'Letters From the Grave' Help Unlock Mystery Behind Two Mothers' Deaths

Julie Jensen and Faylene Grant left written clues that helped convict husbands.

ByABC News
August 19, 2011, 10:00 AM

Aug. 21, 2011— -- Handwritten letters are considered by most to be a thing of the past. In the age of email, texts and blogs, to receive a letter is, for many, a rare occurrence.

And yet letters written by two women became the centerpiece, if not the catalyst, in two high-profile murder cases: State of Wisconsin v. Mark Jensen and State of Arizona v. Douglas Grant.

Watch "The Sixth Sense: Letters From the Grave," a two-hour "20/20" special, online here.

When 40-year-old Julie Jensen, a wife and mother of two young boys, was found dead in her bed in December 1998, investigators initially believed suicide was the likely cause of death. District Attorney Bob Jambois was at the Jensen home that day and thought differently.

"It didn't look right," he told ABC News. "All kinds of things didn't fit."

But when the autopsy came back, his suspicions remained just that. There was no evidence of foul play.
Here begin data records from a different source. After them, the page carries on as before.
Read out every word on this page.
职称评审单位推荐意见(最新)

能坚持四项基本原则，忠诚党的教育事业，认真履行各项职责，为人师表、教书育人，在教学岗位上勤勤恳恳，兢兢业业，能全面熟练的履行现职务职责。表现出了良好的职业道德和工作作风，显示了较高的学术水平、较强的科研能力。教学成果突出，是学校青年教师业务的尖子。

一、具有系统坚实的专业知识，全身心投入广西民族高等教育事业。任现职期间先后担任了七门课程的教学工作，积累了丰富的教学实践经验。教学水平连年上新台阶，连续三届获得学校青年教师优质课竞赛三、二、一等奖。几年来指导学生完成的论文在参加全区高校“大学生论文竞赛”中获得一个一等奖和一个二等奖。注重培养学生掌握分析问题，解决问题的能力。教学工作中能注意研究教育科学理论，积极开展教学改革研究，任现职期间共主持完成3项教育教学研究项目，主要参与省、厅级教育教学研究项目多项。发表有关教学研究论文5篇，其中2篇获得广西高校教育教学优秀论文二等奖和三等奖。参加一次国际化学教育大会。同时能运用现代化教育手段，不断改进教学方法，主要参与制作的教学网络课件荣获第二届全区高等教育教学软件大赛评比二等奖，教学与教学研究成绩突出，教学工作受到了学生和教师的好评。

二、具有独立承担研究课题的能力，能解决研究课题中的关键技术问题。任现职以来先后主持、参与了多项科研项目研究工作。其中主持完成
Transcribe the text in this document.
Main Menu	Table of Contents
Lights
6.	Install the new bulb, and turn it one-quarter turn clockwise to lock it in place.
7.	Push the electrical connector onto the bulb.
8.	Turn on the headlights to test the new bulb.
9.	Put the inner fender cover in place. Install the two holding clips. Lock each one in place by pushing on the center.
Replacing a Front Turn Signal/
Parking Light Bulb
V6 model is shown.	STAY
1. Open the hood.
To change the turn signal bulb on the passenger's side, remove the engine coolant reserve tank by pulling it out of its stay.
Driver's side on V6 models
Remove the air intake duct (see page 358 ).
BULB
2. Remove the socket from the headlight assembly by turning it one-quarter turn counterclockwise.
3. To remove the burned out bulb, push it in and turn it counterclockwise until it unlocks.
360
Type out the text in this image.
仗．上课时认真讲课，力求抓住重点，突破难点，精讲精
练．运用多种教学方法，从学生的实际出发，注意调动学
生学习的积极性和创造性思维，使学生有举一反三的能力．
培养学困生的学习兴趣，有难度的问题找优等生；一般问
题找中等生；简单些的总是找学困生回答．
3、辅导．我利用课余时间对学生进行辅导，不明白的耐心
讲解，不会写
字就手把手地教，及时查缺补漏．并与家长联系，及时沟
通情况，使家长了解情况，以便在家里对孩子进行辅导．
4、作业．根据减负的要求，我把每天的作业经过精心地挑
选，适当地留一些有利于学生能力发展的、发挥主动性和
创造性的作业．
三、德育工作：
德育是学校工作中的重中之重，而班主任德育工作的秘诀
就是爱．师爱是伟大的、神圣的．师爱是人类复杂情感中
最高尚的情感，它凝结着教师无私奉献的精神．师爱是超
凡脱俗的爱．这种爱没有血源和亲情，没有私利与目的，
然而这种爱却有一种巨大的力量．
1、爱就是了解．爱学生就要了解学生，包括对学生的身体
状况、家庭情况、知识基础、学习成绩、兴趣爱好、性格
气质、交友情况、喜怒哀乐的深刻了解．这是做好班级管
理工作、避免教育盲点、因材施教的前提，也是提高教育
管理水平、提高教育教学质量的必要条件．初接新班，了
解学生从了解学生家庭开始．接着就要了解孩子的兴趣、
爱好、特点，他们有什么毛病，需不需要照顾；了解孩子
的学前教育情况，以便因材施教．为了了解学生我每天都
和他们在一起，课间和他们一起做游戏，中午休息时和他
It wasn't until a few days later that Margaret and Ted Wojt, Mark and Julie Jensen's neighbors, walked into the police department and handed police a sealed envelope. Just a week before, Julie had knocked on their front door and handed it to the couple. They told ABC News that Julie asked them to deliver it to law enforcement authorities if anything happened to her.